Given all of that, Commissioner Pickler still might have a problem.  Obviously, best case scenario is that you disclose your conflict of interest on the front end - prior to the vote.  But what if you didn't know you were voting in favor of your financial interest?  Does your duty to disclose expire?  Or do you have a duty to disclose the conflict of interest at the point that you become aware of the conflict of interest?  I don't know anything about wealth management, but just the name of the profession seems to imply that you're dealing with large amounts of money.  When you're in that profession, is it fair to assume that as the owner of a wealth management firm, you would be aware of a new $12 million investment?  My sense is that in this area of the country, a $12 million investment would be notable.

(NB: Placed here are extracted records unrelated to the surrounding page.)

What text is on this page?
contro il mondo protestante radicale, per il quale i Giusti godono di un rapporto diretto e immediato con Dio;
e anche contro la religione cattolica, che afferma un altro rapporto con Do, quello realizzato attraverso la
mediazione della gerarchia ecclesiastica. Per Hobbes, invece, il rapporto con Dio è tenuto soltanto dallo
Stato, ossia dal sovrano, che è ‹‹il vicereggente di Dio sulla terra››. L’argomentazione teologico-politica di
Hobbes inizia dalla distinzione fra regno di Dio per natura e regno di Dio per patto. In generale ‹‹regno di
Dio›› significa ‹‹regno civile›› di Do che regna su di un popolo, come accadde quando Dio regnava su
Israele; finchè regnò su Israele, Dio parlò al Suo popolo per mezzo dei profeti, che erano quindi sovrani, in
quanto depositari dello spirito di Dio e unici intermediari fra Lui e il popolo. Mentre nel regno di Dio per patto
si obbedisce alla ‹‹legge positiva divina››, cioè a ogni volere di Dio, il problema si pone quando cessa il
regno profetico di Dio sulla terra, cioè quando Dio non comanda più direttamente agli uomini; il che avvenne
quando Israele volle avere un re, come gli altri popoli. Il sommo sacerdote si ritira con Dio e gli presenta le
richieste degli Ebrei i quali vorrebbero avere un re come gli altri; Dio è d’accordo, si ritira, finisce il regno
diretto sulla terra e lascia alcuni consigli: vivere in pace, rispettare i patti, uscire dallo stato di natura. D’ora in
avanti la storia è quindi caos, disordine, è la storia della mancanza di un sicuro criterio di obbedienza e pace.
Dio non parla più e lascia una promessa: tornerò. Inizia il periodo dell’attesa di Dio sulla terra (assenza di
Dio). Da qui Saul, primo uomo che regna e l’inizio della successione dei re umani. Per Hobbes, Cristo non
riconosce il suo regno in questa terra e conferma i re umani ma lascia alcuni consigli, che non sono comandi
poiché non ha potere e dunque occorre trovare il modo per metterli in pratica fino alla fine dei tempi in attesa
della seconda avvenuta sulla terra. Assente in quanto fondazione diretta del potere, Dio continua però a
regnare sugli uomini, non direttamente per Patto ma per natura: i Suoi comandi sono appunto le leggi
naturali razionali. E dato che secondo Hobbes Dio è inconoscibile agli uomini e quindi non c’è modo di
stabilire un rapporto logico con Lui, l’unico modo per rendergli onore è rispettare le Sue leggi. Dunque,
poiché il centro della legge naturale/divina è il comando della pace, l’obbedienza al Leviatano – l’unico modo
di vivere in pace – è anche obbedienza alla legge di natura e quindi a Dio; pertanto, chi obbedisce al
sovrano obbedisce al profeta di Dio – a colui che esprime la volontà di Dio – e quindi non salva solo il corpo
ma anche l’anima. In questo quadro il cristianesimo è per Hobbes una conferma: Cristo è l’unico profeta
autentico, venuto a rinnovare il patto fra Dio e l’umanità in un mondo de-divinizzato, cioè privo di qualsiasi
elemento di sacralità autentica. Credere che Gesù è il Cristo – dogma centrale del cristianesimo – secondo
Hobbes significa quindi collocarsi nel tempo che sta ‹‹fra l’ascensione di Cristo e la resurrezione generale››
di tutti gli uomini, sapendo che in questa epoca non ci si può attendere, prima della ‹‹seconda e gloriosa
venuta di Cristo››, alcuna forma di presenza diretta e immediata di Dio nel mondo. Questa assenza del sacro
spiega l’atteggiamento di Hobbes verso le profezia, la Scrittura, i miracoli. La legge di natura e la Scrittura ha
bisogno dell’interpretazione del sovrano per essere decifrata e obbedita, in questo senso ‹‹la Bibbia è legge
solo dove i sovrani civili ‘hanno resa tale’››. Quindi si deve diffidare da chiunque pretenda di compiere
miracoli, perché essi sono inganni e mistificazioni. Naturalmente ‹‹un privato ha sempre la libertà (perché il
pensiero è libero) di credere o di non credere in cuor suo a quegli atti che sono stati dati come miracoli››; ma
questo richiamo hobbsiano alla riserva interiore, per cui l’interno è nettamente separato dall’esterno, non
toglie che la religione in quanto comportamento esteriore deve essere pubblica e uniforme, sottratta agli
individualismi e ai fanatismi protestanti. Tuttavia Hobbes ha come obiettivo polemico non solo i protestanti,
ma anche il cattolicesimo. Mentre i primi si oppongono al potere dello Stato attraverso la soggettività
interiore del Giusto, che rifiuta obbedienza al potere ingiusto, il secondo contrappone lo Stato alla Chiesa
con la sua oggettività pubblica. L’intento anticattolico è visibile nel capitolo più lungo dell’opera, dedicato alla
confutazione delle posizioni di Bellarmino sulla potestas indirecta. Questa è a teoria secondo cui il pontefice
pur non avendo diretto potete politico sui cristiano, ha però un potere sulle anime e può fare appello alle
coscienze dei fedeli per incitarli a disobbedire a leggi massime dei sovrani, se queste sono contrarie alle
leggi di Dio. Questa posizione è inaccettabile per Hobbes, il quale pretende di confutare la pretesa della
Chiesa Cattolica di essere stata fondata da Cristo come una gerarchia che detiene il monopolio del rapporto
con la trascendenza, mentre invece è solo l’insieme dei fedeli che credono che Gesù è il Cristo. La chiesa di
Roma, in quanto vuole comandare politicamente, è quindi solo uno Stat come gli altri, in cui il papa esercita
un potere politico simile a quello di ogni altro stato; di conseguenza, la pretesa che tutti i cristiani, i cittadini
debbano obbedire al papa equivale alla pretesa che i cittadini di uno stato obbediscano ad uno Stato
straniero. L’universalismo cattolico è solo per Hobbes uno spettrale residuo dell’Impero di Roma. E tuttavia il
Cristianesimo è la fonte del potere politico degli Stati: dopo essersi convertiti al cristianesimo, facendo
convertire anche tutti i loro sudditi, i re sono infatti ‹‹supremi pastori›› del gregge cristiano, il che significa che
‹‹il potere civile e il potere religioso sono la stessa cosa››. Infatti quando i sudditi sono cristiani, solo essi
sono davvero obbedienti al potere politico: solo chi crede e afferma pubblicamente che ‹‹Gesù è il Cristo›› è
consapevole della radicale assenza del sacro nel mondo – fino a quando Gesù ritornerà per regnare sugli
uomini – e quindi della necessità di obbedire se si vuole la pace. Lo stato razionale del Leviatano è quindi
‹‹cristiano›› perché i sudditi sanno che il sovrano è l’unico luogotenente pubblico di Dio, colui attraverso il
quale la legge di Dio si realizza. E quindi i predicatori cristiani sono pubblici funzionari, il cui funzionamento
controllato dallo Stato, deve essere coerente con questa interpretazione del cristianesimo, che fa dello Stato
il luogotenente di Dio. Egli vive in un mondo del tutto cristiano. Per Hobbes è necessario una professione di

Certainly, in a monthly or quarterly review of the accounts, a new $12 million investment seems like it would cross the purview of the owner of the business.  It would be up to the owner to make sure that commissions and account fees are distributed appropriately to his or her employees, at the very least.  We could suppose that it would be possible that the first that Commissioner Pickler heard about the $12 million investment was in Commissioner Jones' resolution, but we should probably consider how likely that is.  It probably still matters what Commissioner Pickler knew, and when he knew it.

In an editorial, the Commercial Appeal argues for a ethics policy that would empower an ethics committee to investigate and gather information in order to investigate ethics allegations.  Well, now that we know that the current policy did not allow either to take place in this case, we can hope that the attorneys or the policy people are working on a re-write.  Now that we know, we should respond appropriately.  Because when you find out about a potential problem, you should seek to remedy it.